Let’s dive into the reason behind DIM weight, the changes in today’s formulas, and how you can easily estimate cost with each carrier to see where you’ll get the better deal.

## Why Does DIM Weight Exist?

Before 2015, carriers followed a very simple formula for calculating: you paid more the heavier your products were and the farther they traveled.

It’s an incredibly straightforward way to understand what you’ll need to pay, which made budgeting for businesses great. The problem is that it really focuses on weight, but the biggest limiting factor in most trucks and delivery vehicles is actually the space they have to stack and place packages.

Before 2017, the DIM weight was calculated by multiplying length times width times height (L x W x H), divided by the DIM Factor that both carriers set as 139.

DIM weight was the answer for carriers to charge based on this limited space for lighter goods. But, carriers also continued to use their old rates to check prices based on actual weight, and you get charged whichever is higher.

## DIM Factor Changes Mean Different Prices

The substantial change this year is that the DIM factor is no longer the same for each carrier. So, you’ll need to fire up that calculator app on your smartphone to make sure you’re picking the best carrier for your parcels.

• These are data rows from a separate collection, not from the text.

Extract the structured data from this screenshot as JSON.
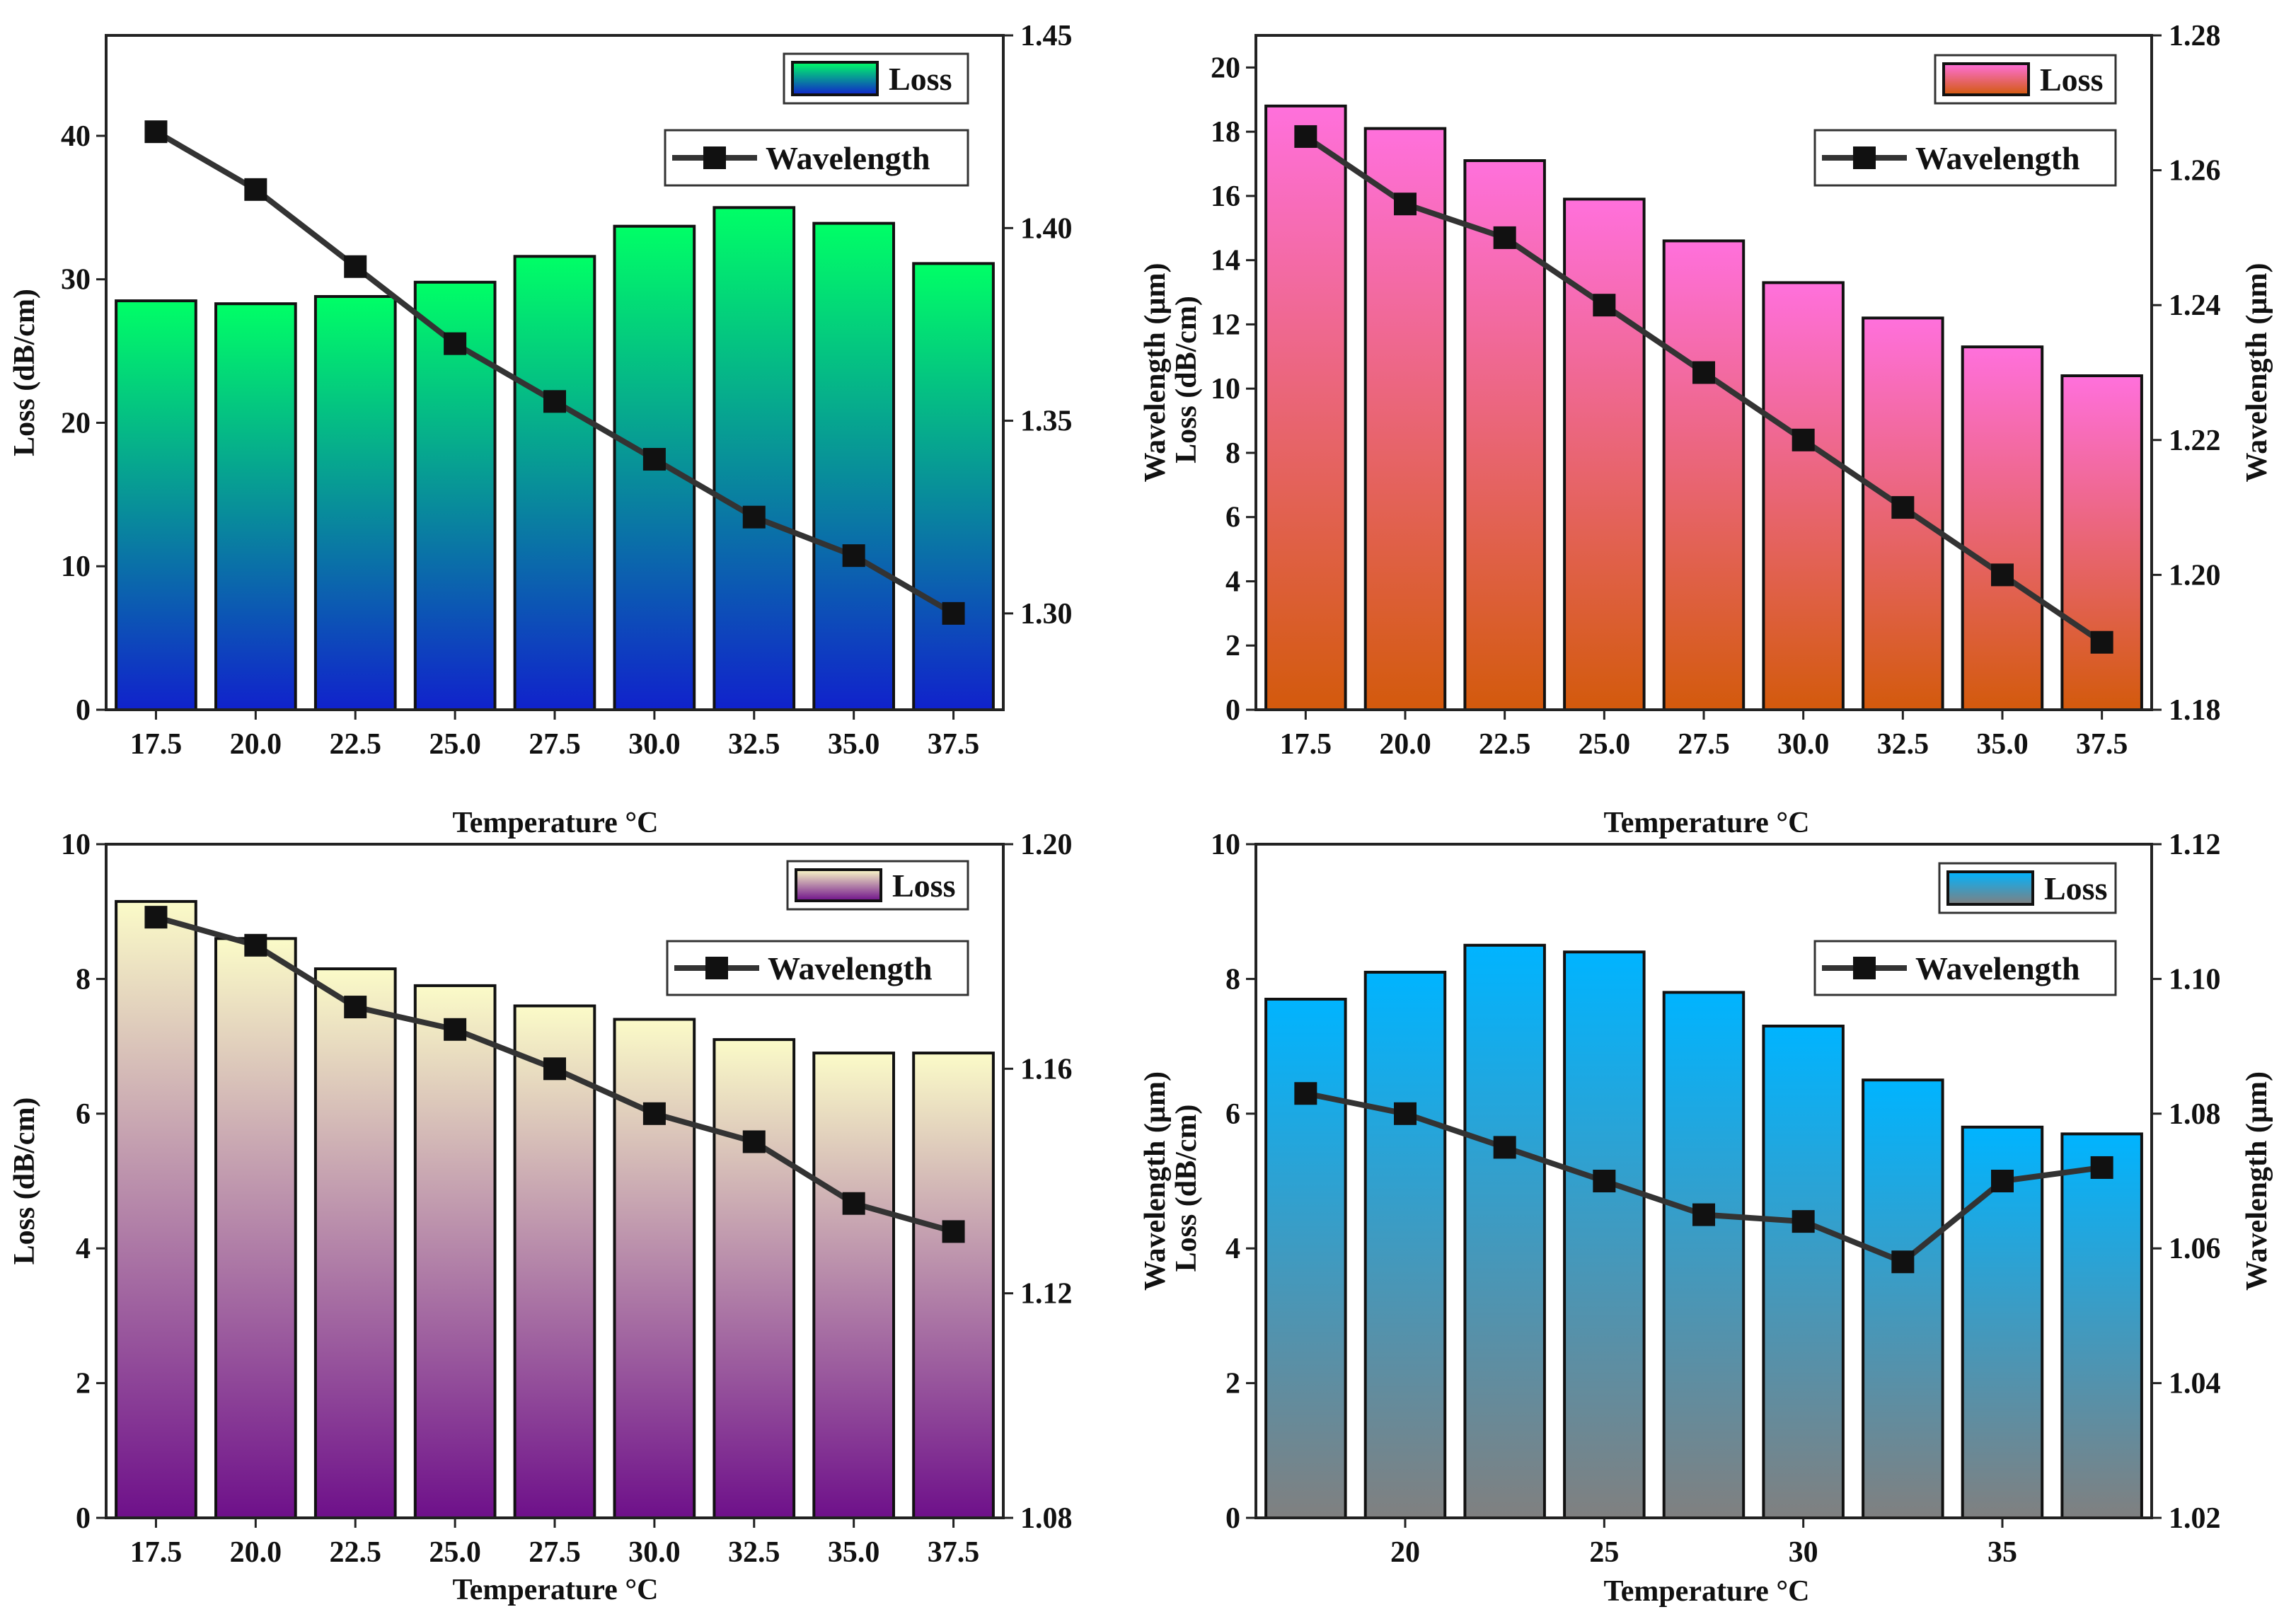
{
  "figure": {
    "description_panels": 4
  },
  "chart_data": [
    {
      "type": "bar",
      "panel": "top-left",
      "categories": [
        "17.5",
        "20.0",
        "22.5",
        "25.0",
        "27.5",
        "30.0",
        "32.5",
        "35.0",
        "37.5"
      ],
      "series": [
        {
          "name": "Loss",
          "axis": "left",
          "type": "bar",
          "values": [
            28.5,
            28.3,
            28.8,
            29.8,
            31.6,
            33.7,
            35.0,
            33.9,
            31.1
          ]
        },
        {
          "name": "Wavelength",
          "axis": "right",
          "type": "line",
          "values": [
            1.425,
            1.41,
            1.39,
            1.37,
            1.355,
            1.34,
            1.325,
            1.315,
            1.3
          ]
        }
      ],
      "xlabel": "Temperature °C",
      "ylabel": "Loss (dB/cm)",
      "y2label": "",
      "ylim": [
        0,
        47
      ],
      "yticks": [
        0,
        10,
        20,
        30,
        40
      ],
      "y2lim": [
        1.275,
        1.45
      ],
      "y2ticks": [
        "1.30",
        "1.35",
        "1.40",
        "1.45"
      ],
      "colors": {
        "bar_top": "#00ff66",
        "bar_bottom": "#1022cc",
        "line": "#333333"
      },
      "legend": {
        "loss": "Loss",
        "wavelength": "Wavelength",
        "position": "top-right"
      }
    },
    {
      "type": "bar",
      "panel": "top-right",
      "categories": [
        "17.5",
        "20.0",
        "22.5",
        "25.0",
        "27.5",
        "30.0",
        "32.5",
        "35.0",
        "37.5"
      ],
      "series": [
        {
          "name": "Loss",
          "axis": "left",
          "type": "bar",
          "values": [
            18.8,
            18.1,
            17.1,
            15.9,
            14.6,
            13.3,
            12.2,
            11.3,
            10.4
          ]
        },
        {
          "name": "Wavelength",
          "axis": "right",
          "type": "line",
          "values": [
            1.265,
            1.255,
            1.25,
            1.24,
            1.23,
            1.22,
            1.21,
            1.2,
            1.19
          ]
        }
      ],
      "xlabel": "Temperature °C",
      "ylabel": "Wavelength (µm)",
      "ylabel2": "Loss (dB/cm)",
      "y2label": "Wavelength (µm)",
      "ylim": [
        0,
        21
      ],
      "yticks": [
        0,
        2,
        4,
        6,
        8,
        10,
        12,
        14,
        16,
        18,
        20
      ],
      "y2lim": [
        1.18,
        1.28
      ],
      "y2ticks": [
        "1.18",
        "1.20",
        "1.22",
        "1.24",
        "1.26",
        "1.28"
      ],
      "colors": {
        "bar_top": "#ff70dc",
        "bar_bottom": "#d35a0c",
        "line": "#333333"
      },
      "legend": {
        "loss": "Loss",
        "wavelength": "Wavelength",
        "position": "top-right"
      }
    },
    {
      "type": "bar",
      "panel": "bottom-left",
      "categories": [
        "17.5",
        "20.0",
        "22.5",
        "25.0",
        "27.5",
        "30.0",
        "32.5",
        "35.0",
        "37.5"
      ],
      "series": [
        {
          "name": "Loss",
          "axis": "left",
          "type": "bar",
          "values": [
            9.15,
            8.6,
            8.15,
            7.9,
            7.6,
            7.4,
            7.1,
            6.9,
            6.9
          ]
        },
        {
          "name": "Wavelength",
          "axis": "right",
          "type": "line",
          "values": [
            1.187,
            1.182,
            1.171,
            1.167,
            1.16,
            1.152,
            1.147,
            1.136,
            1.131
          ]
        }
      ],
      "xlabel": "Temperature °C",
      "ylabel": "Loss (dB/cm)",
      "y2label": "",
      "ylim": [
        0,
        10
      ],
      "yticks": [
        0,
        2,
        4,
        6,
        8,
        10
      ],
      "y2lim": [
        1.08,
        1.2
      ],
      "y2ticks": [
        "1.08",
        "1.12",
        "1.16",
        "1.20"
      ],
      "colors": {
        "bar_top": "#fbfbc8",
        "bar_bottom": "#6e108a",
        "line": "#333333"
      },
      "legend": {
        "loss": "Loss",
        "wavelength": "Wavelength",
        "position": "top-right"
      }
    },
    {
      "type": "bar",
      "panel": "bottom-right",
      "categories": [
        "17.5",
        "20",
        "22.5",
        "25",
        "27.5",
        "30",
        "32.5",
        "35",
        "37.5"
      ],
      "x": [
        17.5,
        20,
        22.5,
        25,
        27.5,
        30,
        32.5,
        35,
        37.5
      ],
      "xticks": [
        "20",
        "25",
        "30",
        "35"
      ],
      "series": [
        {
          "name": "Loss",
          "axis": "left",
          "type": "bar",
          "values": [
            7.7,
            8.1,
            8.5,
            8.4,
            7.8,
            7.3,
            6.5,
            5.8,
            5.7
          ]
        },
        {
          "name": "Wavelength",
          "axis": "right",
          "type": "line",
          "values": [
            1.083,
            1.08,
            1.075,
            1.07,
            1.065,
            1.064,
            1.058,
            1.07,
            1.072
          ]
        }
      ],
      "xlabel": "Temperature °C",
      "ylabel": "Wavelength (µm)",
      "ylabel2": "Loss (dB/cm)",
      "y2label": "Wavelength (µm)",
      "ylim": [
        0,
        10
      ],
      "yticks": [
        0,
        2,
        4,
        6,
        8,
        10
      ],
      "y2lim": [
        1.02,
        1.12
      ],
      "y2ticks": [
        "1.02",
        "1.04",
        "1.06",
        "1.08",
        "1.10",
        "1.12"
      ],
      "colors": {
        "bar_top": "#00b4ff",
        "bar_bottom": "#808080",
        "line": "#333333"
      },
      "legend": {
        "loss": "Loss",
        "wavelength": "Wavelength",
        "position": "top-right"
      }
    }
  ]
}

Here’s what you should know about the two biggest carriers who have made changes.

### FedEx Drops Its DIM Factor

FedEx has decreased its DIM factor from 166 down to 139. Because this is the number you divide your box’s dimensions by, it means you’ll be getting a larger DIM weight than before.

Let’s look at a 10” x 10” x 10” cube package and assume that it weighs three (3) pounds. Using the 2016 DIM weight formula, we’d get (10x10x10)/166, which would be rounded up to 7 pounds. This is greater than the three actual pounds, so you’ll be charged for 7 pounds.

If you sent the same box and product this month, you’d get (10 x 10 x 10)/139, which would be rounded up to 8 pounds. So, the same package gets a 14% increase in DIM weight.

This year, FedEx is also using new billing rates for its zones (how far your package is shipped) and has an advantage for goods being shipped farther, in zones five through eight.

### UPS Adopts Two DIM Factors

UPS is changing its DIM factors as well as base billing rates, and you’ll need to pay close attention to your package size.

For any package smaller than or equal to 1,728 cubic inches — think a 12” x 12” x 12” cube-shaped box — UPS is sticking to the older DIM factor of 166. If your package is larger, then UPS will apply a DIM factor of 139, moving it in-line with FedEx.

So, our 10” x 10” x 10” package would have the same DIM weight both last year and this year. However, if we consider a box that is 12” x 12” x 14”, then the shift from 166 last year to 139 this year changes the box from a DIM weight of 13 pounds to 15 pounds.

The company is also changing its base billing rates, giving it a price advantage for closer shipments sent to zones 2, 3 and 4.

Like any business practice where the foundation changes, there are going to be sometimes where you’re trying to estimate your shipping costs and automatically revert to old methods or use tools that haven’t been updated.

Keep your budget on track by going through and verifying weights and dimensions, so you are properly estimating costs and projecting what changes you’ll need to make for your forecasts. You can also check your work by using the latest DIM weight calculators that specifically address the changes in weight as well as delivery zone costs.